Le conflit dure depuis plus de dix jours et il ne semble pas être sur la voie de l'apaisement. Depuis le 21 octobre, le Technicentre de Châtillon (Hauts-de-Seine) est touché par une grève. Sur les quelque 700 personnes qui travaillent sur ce site stratégique de la SNCF, chargé de la maintenance des TGV Atlantique, environ 200 ont cessé le travail. Ce débrayage a de lourdes conséquences. Les trains ne passent plus les contrôles de sécurité et ne peuvent donc pas être mis en circulation. Et, faute de rames disponibles, le service est très perturbé entre Paris, la Bretagne, les Pays de la Loire et le Sud-Ouest. 

Dans le live de franceinfo, vous nous avez interrogés sur les revendications réelles des cheminots.
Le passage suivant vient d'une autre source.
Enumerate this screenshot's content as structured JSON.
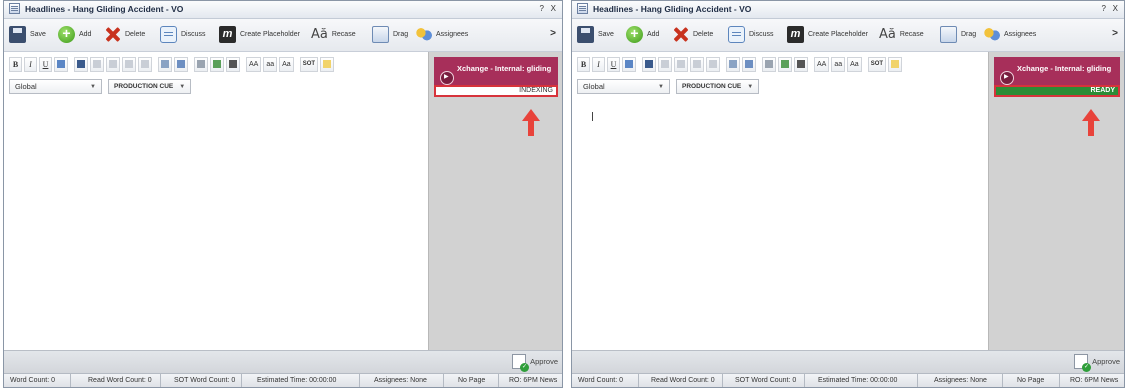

Vous souhaitez notamment savoir s'il est exact qu'ils réclament le paiement de leurs jours de grève et le versement d'une prime de reprise du travail. Voici des éléments de réponse.

Un projet de la direction à l'origine du débrayage

Au Technicentre, les agents qui entretiennent et réparent les trains travaillent en équipes et font les trois-huit, sept jours sur sept. La grève a débuté lundi 21 octobre avec, pour point de départ, le projet de réorganisation présenté par leur direction. "Ils ont allumé la mèche en disant : 'Dans trois mois, on change tous vos roulements et on vous retire douze jours de repos'", dénonce un des agents grévistes, contacté par franceinfo et qui a requis l'anonymat par crainte de sanctions disciplinaires.

"Les roulements que la direction voulait imposer touchaient aussi les équipes de renfort et le dispositif de nuit. L'idée, c'était de pouvoir changer les roulements 48 heures à l'avance seulement. Les agents pouvaient se retrouver à devoir travailler de 6 heures à 14 heures au lieu de faire une journée de 8 heures à 16 heures, pointe le gréviste. Certains collègues sont parents avec des enfants en bas âge, d'autres divorcés... Comment peuvent-ils organiser leur vie personnelle avec ça ?" La grève est partie de la base, sans préavis, les agents ayant choisi de se passer de l'intermédiaire des syndicats.

Jours de grève payés et prime de reprise ?

Dès mardi 22 octobre, la direction a entièrement renoncé à son projet de réorganisation. Mais la grève n'a pas cessé pour autant. Contacté par franceinfo, la SNCF affirme que les grévistes ont désormais pour revendications le paiement de leurs jours de grève et le versement d'une prime de 3 000 euros en échange d'une reprise du travail.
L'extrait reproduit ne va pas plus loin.